Cost Control for Agent Fleets
Keep agent costs predictable with budgets, model routing, and free-tier strategies.
Why Agent Costs Spiral
Unlike single-call LLM usage, agents can iterate many times per task, spawn sub-agents, and run in parallel. A poorly bounded agent can consume thousands of tokens on what should be a 100-token task.

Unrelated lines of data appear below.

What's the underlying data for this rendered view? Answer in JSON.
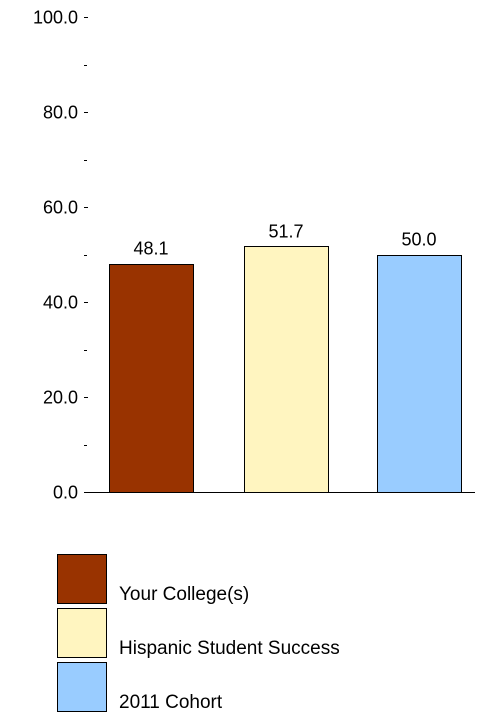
{
  "chart_data": {
    "type": "bar",
    "categories": [
      "Your College(s)",
      "Hispanic Student Success",
      "2011 Cohort"
    ],
    "values": [
      48.1,
      51.7,
      50.0
    ],
    "value_labels": [
      "48.1",
      "51.7",
      "50.0"
    ],
    "colors": [
      "#993300",
      "#FFF5C0",
      "#99CCFF"
    ],
    "ylim": [
      0,
      100
    ],
    "major_ticks": [
      0,
      20,
      40,
      60,
      80,
      100
    ],
    "major_tick_labels": [
      "0.0",
      "20.0",
      "40.0",
      "60.0",
      "80.0",
      "100.0"
    ],
    "minor_ticks": [
      10,
      30,
      50,
      70,
      90
    ],
    "grid": false,
    "legend_position": "bottom-left",
    "title": "",
    "xlabel": "",
    "ylabel": ""
  },
  "legend": {
    "items": [
      {
        "label": "Your College(s)",
        "color": "#993300"
      },
      {
        "label": "Hispanic Student Success",
        "color": "#FFF5C0"
      },
      {
        "label": "2011 Cohort",
        "color": "#99CCFF"
      }
    ]
  }
}
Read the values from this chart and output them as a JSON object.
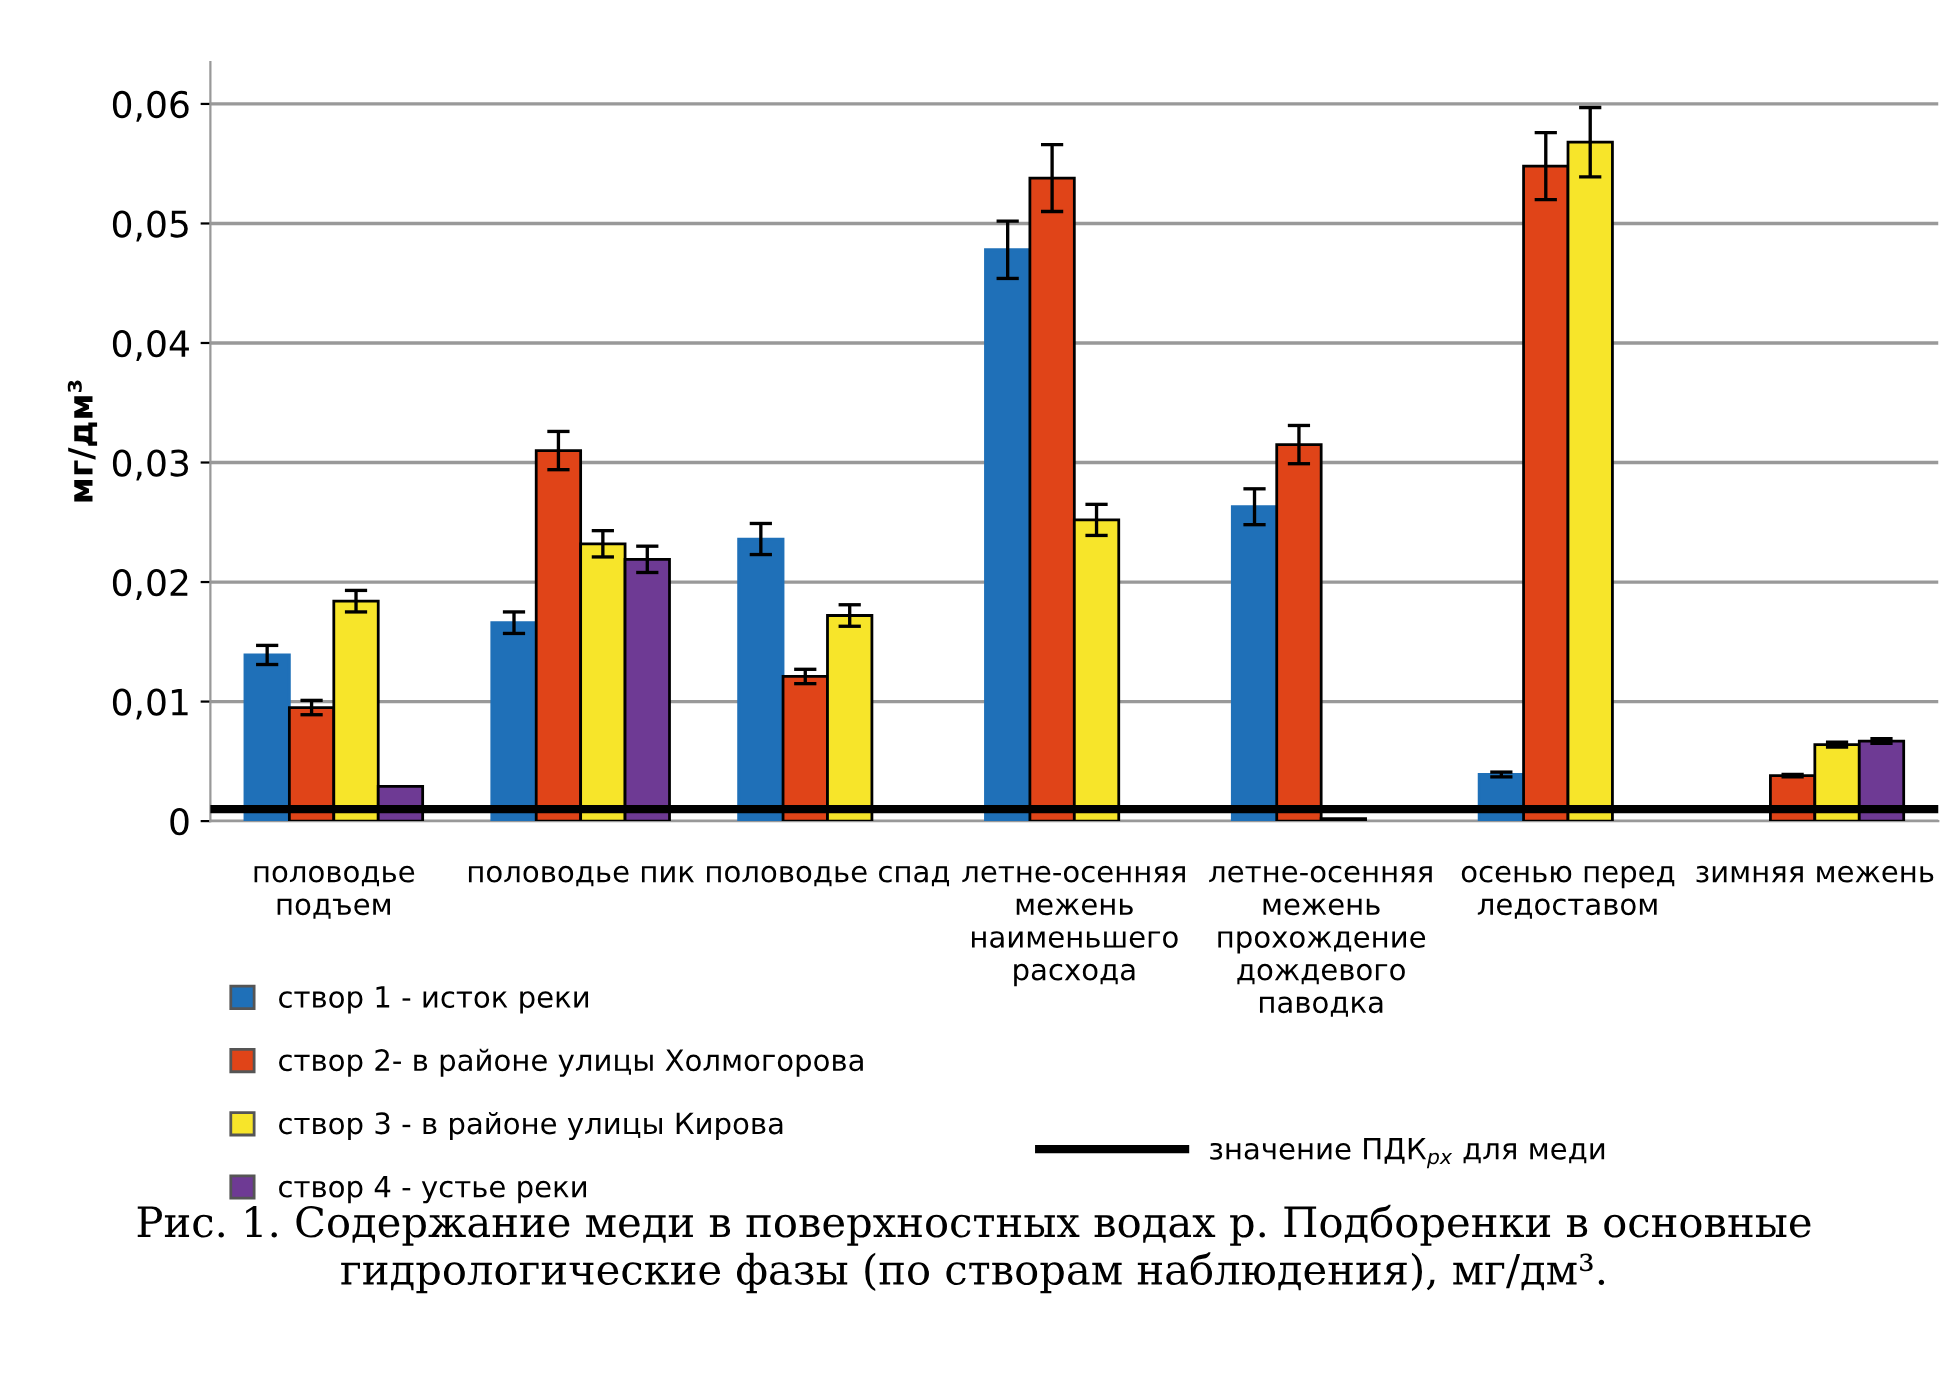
{
  "chart_data": {
    "type": "bar",
    "ylabel": "мг/дм³",
    "categories": [
      "половодье\nподъем",
      "половодье пик",
      "половодье спад",
      "летне-осенняя\nмежень\nнаименьшего\nрасхода",
      "летне-осенняя\nмежень\nпрохождение\nдождевого\nпаводка",
      "осенью перед\nледоставом",
      "зимняя межень"
    ],
    "series": [
      {
        "name": "створ 1 - исток реки",
        "color": "#1f70b8",
        "values": [
          0.0139,
          0.0166,
          0.0236,
          0.0478,
          0.0263,
          0.0039,
          null
        ],
        "errors": [
          0.0008,
          0.0009,
          0.0013,
          0.0024,
          0.0015,
          0.0002,
          null
        ]
      },
      {
        "name": "створ 2- в районе улицы Холмогорова",
        "color": "#e04418",
        "values": [
          0.0095,
          0.031,
          0.0121,
          0.0538,
          0.0315,
          0.0548,
          0.0038
        ],
        "errors": [
          0.0006,
          0.0016,
          0.0006,
          0.0028,
          0.0016,
          0.0028,
          0.0001
        ]
      },
      {
        "name": "створ 3 - в районе улицы Кирова",
        "color": "#f7e52a",
        "values": [
          0.0184,
          0.0232,
          0.0172,
          0.0252,
          0.0002,
          0.0568,
          0.0064
        ],
        "errors": [
          0.0009,
          0.0011,
          0.0009,
          0.0013,
          null,
          0.0029,
          0.0002
        ]
      },
      {
        "name": "створ 4 - устье реки",
        "color": "#6e3a94",
        "values": [
          0.0029,
          0.0219,
          null,
          null,
          null,
          null,
          0.0067
        ],
        "errors": [
          null,
          0.0011,
          null,
          null,
          null,
          null,
          0.0002
        ]
      }
    ],
    "ylim": [
      0,
      0.0635
    ],
    "yticks": [
      {
        "value": 0,
        "label": "0"
      },
      {
        "value": 0.01,
        "label": "0,01"
      },
      {
        "value": 0.02,
        "label": "0,02"
      },
      {
        "value": 0.03,
        "label": "0,03"
      },
      {
        "value": 0.04,
        "label": "0,04"
      },
      {
        "value": 0.05,
        "label": "0,05"
      },
      {
        "value": 0.06,
        "label": "0,06"
      }
    ],
    "grid": "y",
    "legend": "bottom",
    "ref_lines": [
      {
        "axis": "y",
        "value": 0.001,
        "label": "значение ПДК$_{рх}$ для меди",
        "color": "#000000"
      }
    ],
    "annotations": [
      "Рис. 1. Содержание меди в поверхностных водах р. Подборенки в основные гидрологические фазы (по створам наблюдения), мг/дм³."
    ]
  }
}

Cost control for agents requires: budgets, model selection logic, and circuit breakers.
Budget Architecture
Set budgets at multiple levels:
- Per task — maximum tokens per task invocation
- Per session — maximum cost per conversation
- Per day — daily spending limit with automatic cutoff
- Per agent — some agents cost more than others; budget them separately
In clawd: $10/day, $50/week. Sessions over $0.50 trigger an alert; over $2.00 are killed.
Model Routing
Not every task needs the most capable (most expensive) model. Route intelligently:
| Task Type | Model | Cost | |-----------|-------|------| | Bulk classification | Haiku | $ | | Code generation | Sonnet | $$ | | Architecture review | Opus | $$$ | | Factual Q&A | Groq/Llama | Free |
The free fleet (Groq, Ollama, Cloudflare Workers AI) handles a surprising fraction of tasks — try free first.
Caching Agent Outputs
Identical or near-identical agent invocations should return cached results. Cache at the task level, not just the LLM call level. A research agent querying the same topic twice within 24 hours should return the cached result.
Kill Switches
Every long-running agent needs a kill switch: a mechanism to stop execution gracefully. Test it before deploying. An agent you can't stop is an agent you shouldn't deploy.
Monitor cost in real time. Alerts at 50%, 80%, 100% of budget. Automated cutoff at 110%.